I remember watching her jump off a railing and belly flop into a trash can in one episode. I laughed so hard. Of course, the fun and games is also played up because of how heart breaking this anime is. Isla, especially, is a tragic character, in spite of all the humorous stunts she pulls. I think, for me, this is what makes me like her so much. She’s funny, but at the same time, I really feel for her – because Isla is a Giftia, and Giftia only last for a total of 8 or so years before expiring. That’s what this entire anime is about, and it’s why the story is so tragic.
The show did have a few occasional tonal stumbling blocks – sometimes its humor worked great, but at other times it would attempt to shoehorn in an awkward sex joke at the worst possible time, as if afraid it was taking itself too seriously.
Then there was an entire plot line that revolved around how terrifying the Giftia (androids) were if they were allowed to go out of control that only served as backstory for one character and a relatively unnecessary action sequence. I think the slow degradation into a vegetable state was much more poignant and tragic than a small percentage of Giftia suddenly going berserk and trying to kill people.
But these were small flaws I could overlook in the face of surprisingly meaningful character interaction. The typical archetype characters in particular subverted their natures in ways that brought tears to my eyes – the tsundere going out of her way to help the MCs find love and being brought to tears over it; the emotionless girl quickly being revealed to never have been all that emotionless in the first place, instead trying to protect those around her; the “oblivious main character” proving again and again that he was far more intelligent and considerate than anyone could have guessed.
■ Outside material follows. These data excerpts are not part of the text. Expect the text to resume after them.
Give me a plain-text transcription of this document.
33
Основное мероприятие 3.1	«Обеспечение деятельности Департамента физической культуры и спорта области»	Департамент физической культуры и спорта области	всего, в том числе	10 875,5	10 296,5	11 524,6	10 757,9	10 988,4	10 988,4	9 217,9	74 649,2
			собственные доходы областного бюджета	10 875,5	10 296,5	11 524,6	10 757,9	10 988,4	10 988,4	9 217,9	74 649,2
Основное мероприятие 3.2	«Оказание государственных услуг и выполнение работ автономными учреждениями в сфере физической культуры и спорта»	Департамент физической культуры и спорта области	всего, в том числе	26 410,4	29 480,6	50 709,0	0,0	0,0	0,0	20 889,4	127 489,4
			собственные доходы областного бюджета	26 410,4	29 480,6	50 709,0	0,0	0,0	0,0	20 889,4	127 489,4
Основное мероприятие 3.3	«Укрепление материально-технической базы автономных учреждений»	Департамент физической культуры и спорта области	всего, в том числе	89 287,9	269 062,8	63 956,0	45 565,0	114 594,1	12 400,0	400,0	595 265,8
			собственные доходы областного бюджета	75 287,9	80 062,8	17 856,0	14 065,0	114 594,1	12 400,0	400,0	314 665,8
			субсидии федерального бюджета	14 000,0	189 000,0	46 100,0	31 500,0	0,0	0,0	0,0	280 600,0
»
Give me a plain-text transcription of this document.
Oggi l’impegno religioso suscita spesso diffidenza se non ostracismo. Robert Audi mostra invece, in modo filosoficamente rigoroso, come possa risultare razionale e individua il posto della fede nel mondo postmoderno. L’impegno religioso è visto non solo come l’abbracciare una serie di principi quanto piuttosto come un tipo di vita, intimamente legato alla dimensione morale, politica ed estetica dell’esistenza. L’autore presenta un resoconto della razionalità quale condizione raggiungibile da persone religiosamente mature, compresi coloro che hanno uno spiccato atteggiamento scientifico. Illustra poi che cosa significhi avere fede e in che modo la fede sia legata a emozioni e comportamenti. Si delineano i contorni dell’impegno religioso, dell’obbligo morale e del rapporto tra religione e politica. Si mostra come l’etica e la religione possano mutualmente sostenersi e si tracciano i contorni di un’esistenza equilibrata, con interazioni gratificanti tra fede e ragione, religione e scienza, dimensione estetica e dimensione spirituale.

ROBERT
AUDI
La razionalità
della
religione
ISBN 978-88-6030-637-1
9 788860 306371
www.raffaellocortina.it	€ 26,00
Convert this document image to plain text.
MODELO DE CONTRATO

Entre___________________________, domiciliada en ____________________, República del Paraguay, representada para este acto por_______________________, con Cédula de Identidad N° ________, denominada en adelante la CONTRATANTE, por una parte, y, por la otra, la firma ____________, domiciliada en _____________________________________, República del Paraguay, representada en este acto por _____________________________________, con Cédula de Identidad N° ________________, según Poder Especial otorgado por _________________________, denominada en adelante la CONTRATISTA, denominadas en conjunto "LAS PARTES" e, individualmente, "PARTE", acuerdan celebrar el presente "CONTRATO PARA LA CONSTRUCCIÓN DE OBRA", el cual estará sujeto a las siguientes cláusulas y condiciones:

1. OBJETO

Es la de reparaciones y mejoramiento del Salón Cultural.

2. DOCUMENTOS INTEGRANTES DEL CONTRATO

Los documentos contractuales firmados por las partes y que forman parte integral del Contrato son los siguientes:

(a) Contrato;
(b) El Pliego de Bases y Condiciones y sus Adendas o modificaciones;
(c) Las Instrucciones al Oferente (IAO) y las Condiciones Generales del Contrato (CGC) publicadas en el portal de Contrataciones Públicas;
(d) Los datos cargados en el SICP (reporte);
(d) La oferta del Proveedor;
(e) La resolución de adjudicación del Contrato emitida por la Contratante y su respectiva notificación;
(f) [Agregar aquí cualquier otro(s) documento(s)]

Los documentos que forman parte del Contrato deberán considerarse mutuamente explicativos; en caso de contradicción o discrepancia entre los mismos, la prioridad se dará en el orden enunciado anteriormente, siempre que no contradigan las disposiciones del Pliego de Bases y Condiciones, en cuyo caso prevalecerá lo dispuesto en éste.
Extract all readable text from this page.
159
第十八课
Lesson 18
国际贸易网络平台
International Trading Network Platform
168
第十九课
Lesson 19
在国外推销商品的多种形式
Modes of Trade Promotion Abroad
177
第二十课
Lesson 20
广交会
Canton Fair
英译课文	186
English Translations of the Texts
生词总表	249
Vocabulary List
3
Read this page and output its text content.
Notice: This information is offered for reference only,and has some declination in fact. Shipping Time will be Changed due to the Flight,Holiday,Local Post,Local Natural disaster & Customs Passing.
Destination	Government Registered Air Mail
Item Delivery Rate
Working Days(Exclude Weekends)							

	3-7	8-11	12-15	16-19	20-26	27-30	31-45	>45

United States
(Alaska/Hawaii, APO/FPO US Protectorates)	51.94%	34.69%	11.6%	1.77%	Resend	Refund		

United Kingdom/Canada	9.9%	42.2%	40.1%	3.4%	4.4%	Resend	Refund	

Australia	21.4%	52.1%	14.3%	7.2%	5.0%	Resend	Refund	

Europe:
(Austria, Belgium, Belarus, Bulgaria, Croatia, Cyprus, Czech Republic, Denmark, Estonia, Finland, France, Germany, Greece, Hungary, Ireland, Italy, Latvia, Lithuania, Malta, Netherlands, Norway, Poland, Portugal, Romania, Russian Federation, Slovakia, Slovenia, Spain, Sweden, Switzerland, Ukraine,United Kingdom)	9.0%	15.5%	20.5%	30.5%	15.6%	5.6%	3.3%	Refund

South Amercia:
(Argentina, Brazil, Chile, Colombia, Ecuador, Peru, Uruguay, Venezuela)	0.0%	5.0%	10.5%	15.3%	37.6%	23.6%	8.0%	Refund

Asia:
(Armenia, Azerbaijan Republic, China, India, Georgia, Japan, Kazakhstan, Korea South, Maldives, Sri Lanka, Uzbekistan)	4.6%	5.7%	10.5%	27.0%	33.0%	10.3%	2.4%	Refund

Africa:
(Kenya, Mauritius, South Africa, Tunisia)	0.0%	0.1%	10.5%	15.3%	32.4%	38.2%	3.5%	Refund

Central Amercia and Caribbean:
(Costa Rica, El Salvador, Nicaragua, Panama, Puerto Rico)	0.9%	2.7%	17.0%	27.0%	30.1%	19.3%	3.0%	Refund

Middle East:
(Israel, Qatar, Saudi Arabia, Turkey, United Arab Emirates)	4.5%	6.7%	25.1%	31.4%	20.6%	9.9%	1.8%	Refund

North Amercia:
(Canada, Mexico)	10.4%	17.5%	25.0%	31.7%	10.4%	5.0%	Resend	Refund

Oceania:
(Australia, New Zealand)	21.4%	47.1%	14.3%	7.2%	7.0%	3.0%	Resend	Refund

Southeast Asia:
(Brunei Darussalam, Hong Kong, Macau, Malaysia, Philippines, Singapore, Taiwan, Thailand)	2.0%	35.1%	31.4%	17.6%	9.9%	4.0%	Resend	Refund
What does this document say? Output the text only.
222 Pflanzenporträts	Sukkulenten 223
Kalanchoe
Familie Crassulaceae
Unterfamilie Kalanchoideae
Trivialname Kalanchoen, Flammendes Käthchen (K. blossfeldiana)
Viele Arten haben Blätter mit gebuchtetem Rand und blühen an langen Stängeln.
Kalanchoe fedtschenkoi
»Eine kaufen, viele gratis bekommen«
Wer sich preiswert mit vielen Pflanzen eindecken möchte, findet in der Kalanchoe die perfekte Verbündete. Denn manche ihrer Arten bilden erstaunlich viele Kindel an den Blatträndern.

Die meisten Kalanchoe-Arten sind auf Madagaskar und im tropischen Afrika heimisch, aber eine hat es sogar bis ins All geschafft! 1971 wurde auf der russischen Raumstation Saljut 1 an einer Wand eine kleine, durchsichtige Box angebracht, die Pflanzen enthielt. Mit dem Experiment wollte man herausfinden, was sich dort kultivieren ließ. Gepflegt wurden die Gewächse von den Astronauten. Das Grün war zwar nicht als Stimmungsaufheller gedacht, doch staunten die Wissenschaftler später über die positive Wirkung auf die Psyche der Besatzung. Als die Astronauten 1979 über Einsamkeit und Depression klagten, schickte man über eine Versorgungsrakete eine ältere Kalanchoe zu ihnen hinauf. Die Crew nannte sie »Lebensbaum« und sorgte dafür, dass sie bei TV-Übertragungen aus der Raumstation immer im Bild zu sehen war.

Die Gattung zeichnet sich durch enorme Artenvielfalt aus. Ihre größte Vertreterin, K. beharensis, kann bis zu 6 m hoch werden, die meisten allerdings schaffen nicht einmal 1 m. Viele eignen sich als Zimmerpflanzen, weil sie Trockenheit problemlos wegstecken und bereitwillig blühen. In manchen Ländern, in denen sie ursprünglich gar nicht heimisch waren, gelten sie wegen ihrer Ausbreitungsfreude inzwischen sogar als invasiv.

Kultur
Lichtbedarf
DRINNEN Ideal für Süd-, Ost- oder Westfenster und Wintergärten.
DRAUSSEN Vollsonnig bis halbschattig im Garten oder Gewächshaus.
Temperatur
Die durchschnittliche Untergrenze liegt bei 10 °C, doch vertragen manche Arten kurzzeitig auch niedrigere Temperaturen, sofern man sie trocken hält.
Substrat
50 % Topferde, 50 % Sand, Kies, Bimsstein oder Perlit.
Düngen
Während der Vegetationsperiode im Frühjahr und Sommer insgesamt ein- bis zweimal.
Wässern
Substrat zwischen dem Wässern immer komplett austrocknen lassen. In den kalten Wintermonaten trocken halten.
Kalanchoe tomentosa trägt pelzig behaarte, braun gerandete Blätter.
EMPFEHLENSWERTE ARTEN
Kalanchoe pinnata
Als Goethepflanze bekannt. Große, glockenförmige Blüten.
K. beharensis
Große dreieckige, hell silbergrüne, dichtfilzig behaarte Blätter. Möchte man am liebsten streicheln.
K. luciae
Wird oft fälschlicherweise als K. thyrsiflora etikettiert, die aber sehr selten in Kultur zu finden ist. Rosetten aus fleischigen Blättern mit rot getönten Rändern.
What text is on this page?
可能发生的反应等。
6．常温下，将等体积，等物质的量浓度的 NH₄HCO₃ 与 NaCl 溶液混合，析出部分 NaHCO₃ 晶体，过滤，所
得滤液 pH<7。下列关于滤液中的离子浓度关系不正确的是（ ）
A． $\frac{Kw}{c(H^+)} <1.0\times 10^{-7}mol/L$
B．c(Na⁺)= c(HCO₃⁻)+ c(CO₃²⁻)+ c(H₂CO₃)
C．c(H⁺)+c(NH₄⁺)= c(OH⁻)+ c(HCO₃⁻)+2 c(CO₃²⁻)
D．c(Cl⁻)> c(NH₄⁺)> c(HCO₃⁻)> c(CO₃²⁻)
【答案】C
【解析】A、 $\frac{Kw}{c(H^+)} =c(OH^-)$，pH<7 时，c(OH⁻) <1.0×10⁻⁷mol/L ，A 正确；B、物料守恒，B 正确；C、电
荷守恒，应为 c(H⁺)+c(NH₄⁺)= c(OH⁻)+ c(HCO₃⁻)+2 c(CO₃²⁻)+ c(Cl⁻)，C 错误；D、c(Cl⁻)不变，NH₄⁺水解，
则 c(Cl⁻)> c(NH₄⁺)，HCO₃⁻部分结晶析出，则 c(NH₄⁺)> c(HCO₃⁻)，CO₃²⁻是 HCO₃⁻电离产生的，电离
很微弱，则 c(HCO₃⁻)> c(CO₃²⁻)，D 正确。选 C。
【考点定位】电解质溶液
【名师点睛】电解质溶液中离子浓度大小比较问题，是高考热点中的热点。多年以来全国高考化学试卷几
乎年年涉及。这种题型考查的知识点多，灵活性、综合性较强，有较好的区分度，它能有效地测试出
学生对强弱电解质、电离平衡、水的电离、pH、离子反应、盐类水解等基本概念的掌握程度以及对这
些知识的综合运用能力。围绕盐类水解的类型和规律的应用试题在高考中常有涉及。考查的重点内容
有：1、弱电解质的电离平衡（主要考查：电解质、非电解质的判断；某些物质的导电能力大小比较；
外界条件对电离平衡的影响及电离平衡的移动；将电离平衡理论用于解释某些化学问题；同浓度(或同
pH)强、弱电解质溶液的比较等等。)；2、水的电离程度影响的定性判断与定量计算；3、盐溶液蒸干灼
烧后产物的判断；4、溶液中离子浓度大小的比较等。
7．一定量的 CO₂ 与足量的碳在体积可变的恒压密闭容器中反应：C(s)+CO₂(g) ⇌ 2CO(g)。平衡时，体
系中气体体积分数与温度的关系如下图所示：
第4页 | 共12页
Tragic or not, there were some really touching scenes in this. I thought the romance between Tsukasa, the main character, and Isla, was downright adorable – incredibly funny and potential deadly for Tsukasa, but mostly adorable. Watching them muddle through their relationship, seeing Tsukasa try – and usually fail – to make Isla happy, really made it worth watching this anime. For those who enjoy watching a heartfelt romance with touching moments that are mired in beautiful tragedy – I’m looking at you Clannad fans – you’ll definitely enjoy this. For those of you who don’t like crying your eyes out, well, you probably won’t want to touch this with a ten foot pole.
This was a show that didn’t rush itself; it moved resolutely and honestly towards its inevitable conclusion. The kind of steadfast journey forward that brings tears to your eyes slowly – first a burning, then a blurring in the eyes, until all of a sudden you’re crying because you want to (not because you were meant to).
It’s a series that celebrates (not mourns) the brightest of loves, the ones that shine too bright and too quick, the ones that are everlasting and never fading, because they ended too soon.